CRACKANORY: Nanny’s Fanny

We all have stories to tell, so this is the first of a sporadic series where I recount the tales of others.

One pleasant Sunday afternoon, I was sat in Eden Bar with a good friend. The bright sun failed to penetrate the comfortingly dim interior, with its dark walls and heavy velvet drapes, that wouldn’t look out of place in Miss Havisham’s Dickensian drawing room. It was the perfect setting for my friend to tell me a story, although maybe a ghost story would have been more appropriate. In fact, any story would have been more appropriate that this most inappropriate of tales.

My friend and I have a mutual mate called Luke, who speaks his mind with uncompromising directness and is armed with a hilariously sick sense of humour, a character trait that he has possessed since childhood, apparently.

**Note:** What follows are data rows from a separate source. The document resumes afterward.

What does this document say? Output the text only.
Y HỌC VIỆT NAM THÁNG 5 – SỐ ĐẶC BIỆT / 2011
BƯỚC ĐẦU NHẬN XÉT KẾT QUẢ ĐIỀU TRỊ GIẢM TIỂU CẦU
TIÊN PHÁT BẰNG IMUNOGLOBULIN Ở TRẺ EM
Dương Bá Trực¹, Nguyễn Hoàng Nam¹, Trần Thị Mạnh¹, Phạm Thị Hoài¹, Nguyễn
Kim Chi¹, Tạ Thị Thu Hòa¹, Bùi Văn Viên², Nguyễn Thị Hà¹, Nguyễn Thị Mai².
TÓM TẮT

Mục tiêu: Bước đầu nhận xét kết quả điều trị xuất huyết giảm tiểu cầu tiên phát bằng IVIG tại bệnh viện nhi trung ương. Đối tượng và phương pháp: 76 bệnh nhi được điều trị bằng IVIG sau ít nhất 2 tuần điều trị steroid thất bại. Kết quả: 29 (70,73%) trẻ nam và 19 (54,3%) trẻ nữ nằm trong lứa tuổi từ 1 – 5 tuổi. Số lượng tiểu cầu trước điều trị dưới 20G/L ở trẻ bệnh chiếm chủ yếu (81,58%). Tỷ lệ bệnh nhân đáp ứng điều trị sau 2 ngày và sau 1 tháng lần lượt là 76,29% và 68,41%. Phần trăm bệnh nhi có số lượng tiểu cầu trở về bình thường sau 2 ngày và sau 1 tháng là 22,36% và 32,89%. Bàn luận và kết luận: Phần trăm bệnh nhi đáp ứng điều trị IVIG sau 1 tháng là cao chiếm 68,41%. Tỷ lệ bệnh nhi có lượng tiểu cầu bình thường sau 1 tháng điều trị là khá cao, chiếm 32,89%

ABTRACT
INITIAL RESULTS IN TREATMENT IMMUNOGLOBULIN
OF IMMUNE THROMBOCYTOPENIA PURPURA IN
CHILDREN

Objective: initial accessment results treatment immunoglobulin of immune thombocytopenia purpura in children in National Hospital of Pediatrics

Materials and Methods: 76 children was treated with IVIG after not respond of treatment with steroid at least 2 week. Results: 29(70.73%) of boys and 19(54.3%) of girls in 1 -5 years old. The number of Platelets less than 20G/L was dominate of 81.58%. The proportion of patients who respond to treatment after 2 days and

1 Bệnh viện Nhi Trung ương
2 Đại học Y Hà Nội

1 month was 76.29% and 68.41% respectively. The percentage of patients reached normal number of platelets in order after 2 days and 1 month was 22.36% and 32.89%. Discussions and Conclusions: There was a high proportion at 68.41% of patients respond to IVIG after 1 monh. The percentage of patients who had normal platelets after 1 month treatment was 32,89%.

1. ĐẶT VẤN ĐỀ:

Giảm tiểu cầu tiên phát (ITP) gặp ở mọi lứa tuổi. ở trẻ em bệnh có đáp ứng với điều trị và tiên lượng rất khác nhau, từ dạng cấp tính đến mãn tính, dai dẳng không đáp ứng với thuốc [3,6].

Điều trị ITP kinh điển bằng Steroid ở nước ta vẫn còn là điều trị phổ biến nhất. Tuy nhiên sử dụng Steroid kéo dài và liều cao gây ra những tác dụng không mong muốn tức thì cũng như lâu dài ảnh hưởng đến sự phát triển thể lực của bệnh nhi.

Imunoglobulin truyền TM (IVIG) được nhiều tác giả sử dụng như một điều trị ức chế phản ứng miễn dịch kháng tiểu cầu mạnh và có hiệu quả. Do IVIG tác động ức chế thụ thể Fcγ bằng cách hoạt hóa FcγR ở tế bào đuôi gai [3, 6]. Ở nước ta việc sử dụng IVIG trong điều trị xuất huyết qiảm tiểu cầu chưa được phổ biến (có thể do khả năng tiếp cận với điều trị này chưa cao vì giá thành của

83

Back when Luke and his brother Jack where aged 11 and 15 respectively, they were staying overnight at their grandmother’s home. There was only the one bed available, so their nan dutifully allowed the boys to sleep in it, while she fashioned herself a nest on the floor from spare blankets and pillows.

During the night, Luke woke up and glanced down at where his nan was slumbering. In her bid to get comfortable, Nan had discarded her sheets and was sprawled uncovered on her makeshift bed. Luke was horrified to see that her nocturnal squirming had caused her nightie to ride up and expose Nanny’s naked nether regions, out there and glistening in the moonlight.

Luke frantically woke his brother, and the two boys descended into a stifled fit of adolescent giggles, as they peered over the edge of the bed at the startling sight.

“Look, look, look… Nanny’s fanny!” Luke sniggered. Suddenly, a twisted idea came to him and, seizing an opportunity to torment his brother in a way that only a sibling could, Luke challenged, “I bet it stinks. Dare you to sniff it!”

Jack refused.

“Go on, sniff it. I dare you!”

“I’m not doing it!!”

“You’ve got to, it’s a dare. Sniff Nanny’s fanny.”

“No!”

“If you don’t sniff Nanny’s fanny, you are a chicken.”

“No way!”

“Chicken… chicken… chicken.”

Finally, after much taunting and goading, Luke managed to pressure his older brother into complying.

Jack crept stealthily off the bed and over to their grandmother’s sleeping form. Egged on by his younger brother, he knelt and lowered his head until his nose hovered just above the exposed region.

Suddenly, quick as a flash, Luke thrust out his arm, grabbed the back of his brother’s head and shoved him face first into the crotch.

Nan awoke in confusion to find her grandson nose deep in her vagina and pandemonium naturally ensued. Jack the ‘Vagina Miner’ vigorously claimed that he had got up to use the bathroom and tripped, while Luke feigned innocence and pretended that the commotion had just woken him up.

So wrong, but so funny.

A few months after being told this tale, I had the pleasure of hearing Luke tell it himself on a packed train to London… much to the distain of the elderly gentleman sat across the aisle from us.

Back on that sunny Sunday afternoon in Eden Bar, my friend and I raised a glass to, “The original Fanny Chmelar”.